宮城県警は、新型コロナウイルスの感染拡大の混乱に乗じた特殊詐欺への注意を呼び掛けている。ウイルス感染を口実に、資産状況などを聞き出そうとする「アポ電(予兆電話)」とみられる電話を受けたとの相談が既に寄せられており、警戒を強めている。
県警によると、2月26日午前、仙台市泉区の80代無職女性方に「コロナウイルスに関する大切な説明がある。これから、ご自宅に伺います」などと電話があった。女性は訪問を断り、不審に思い県警に相談した。

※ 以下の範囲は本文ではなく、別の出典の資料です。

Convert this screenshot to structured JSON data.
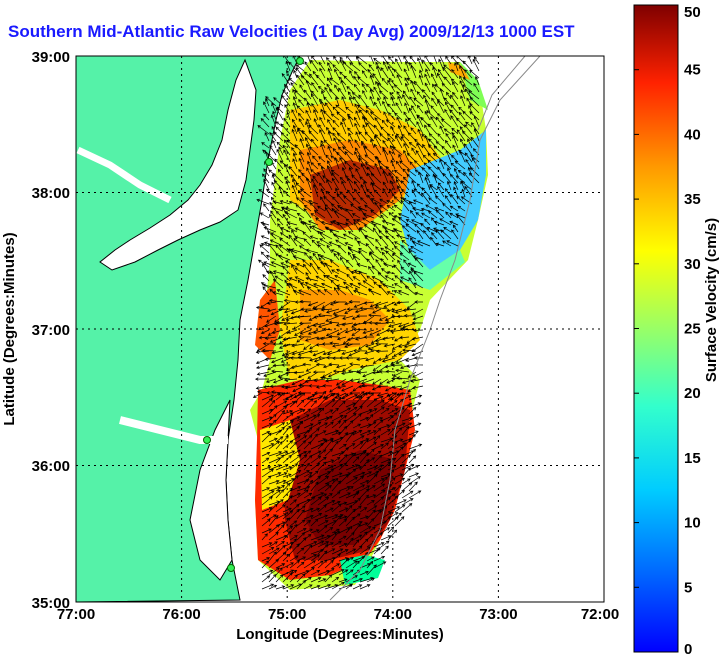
{
  "title": "Southern Mid-Atlantic Raw Velocities (1 Day Avg) 2009/12/13 1000 EST",
  "xlabel": "Longitude (Degrees:Minutes)",
  "ylabel": "Latitude (Degrees:Minutes)",
  "colorbar_label": "Surface Velocity (cm/s)",
  "x_ticks": [
    "77:00",
    "76:00",
    "75:00",
    "74:00",
    "73:00",
    "72:00"
  ],
  "y_ticks": [
    "39:00",
    "38:00",
    "37:00",
    "36:00",
    "35:00"
  ],
  "cbar_ticks": [
    "50",
    "45",
    "40",
    "35",
    "30",
    "25",
    "20",
    "15",
    "10",
    "5",
    "0"
  ],
  "colors": {
    "land": "#55f2a8",
    "coast": "#000000",
    "grid": "#000000",
    "title": "#1a1aff"
  },
  "chart_data": {
    "type": "heatmap",
    "title": "Southern Mid-Atlantic Raw Velocities (1 Day Avg) 2009/12/13 1000 EST",
    "xlabel": "Longitude (Degrees:Minutes)",
    "ylabel": "Latitude (Degrees:Minutes)",
    "xlim": [
      -77,
      -72
    ],
    "ylim": [
      35,
      39
    ],
    "colorbar": {
      "label": "Surface Velocity (cm/s)",
      "range": [
        0,
        50
      ]
    },
    "grid": true
  }
}
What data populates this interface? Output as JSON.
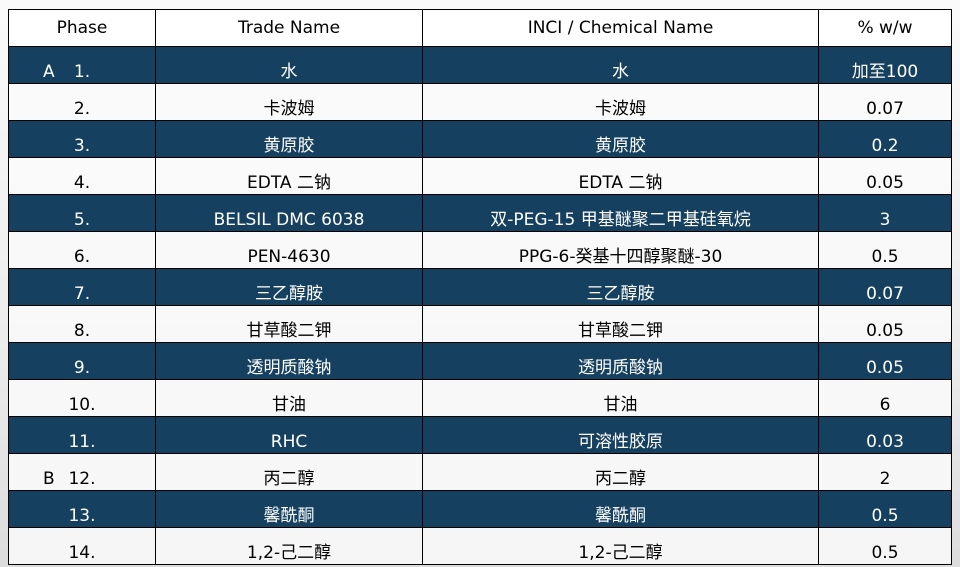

特殊詐欺の手口として広がる恐れがあり、県警は携帯電話などに犯罪発生情報などを発信する「みやぎセキュリティメール」で注意を促した。
県警によると、詐欺グループはアポ電で預金残高や家族構成のほか、人柄や話しやすさなどを確かめ、詐欺の標的を選ぶ判断材料に利用するという。ある県警幹部は「情報はリスト化され、詐欺に遭うリスクは一気に高まる」と指摘する。
昨年3~4月には、同5月の令和への改元にかこつけた特殊詐欺の電話が県内で複数あり、岩沼市の高齢女性が現金100万円を詐取された。県警捜査2課は話題の言葉に便乗した詐欺の増加を警戒。幹部の一人は「不審な電話は相手にせず、警察に相談してほしい」と話す。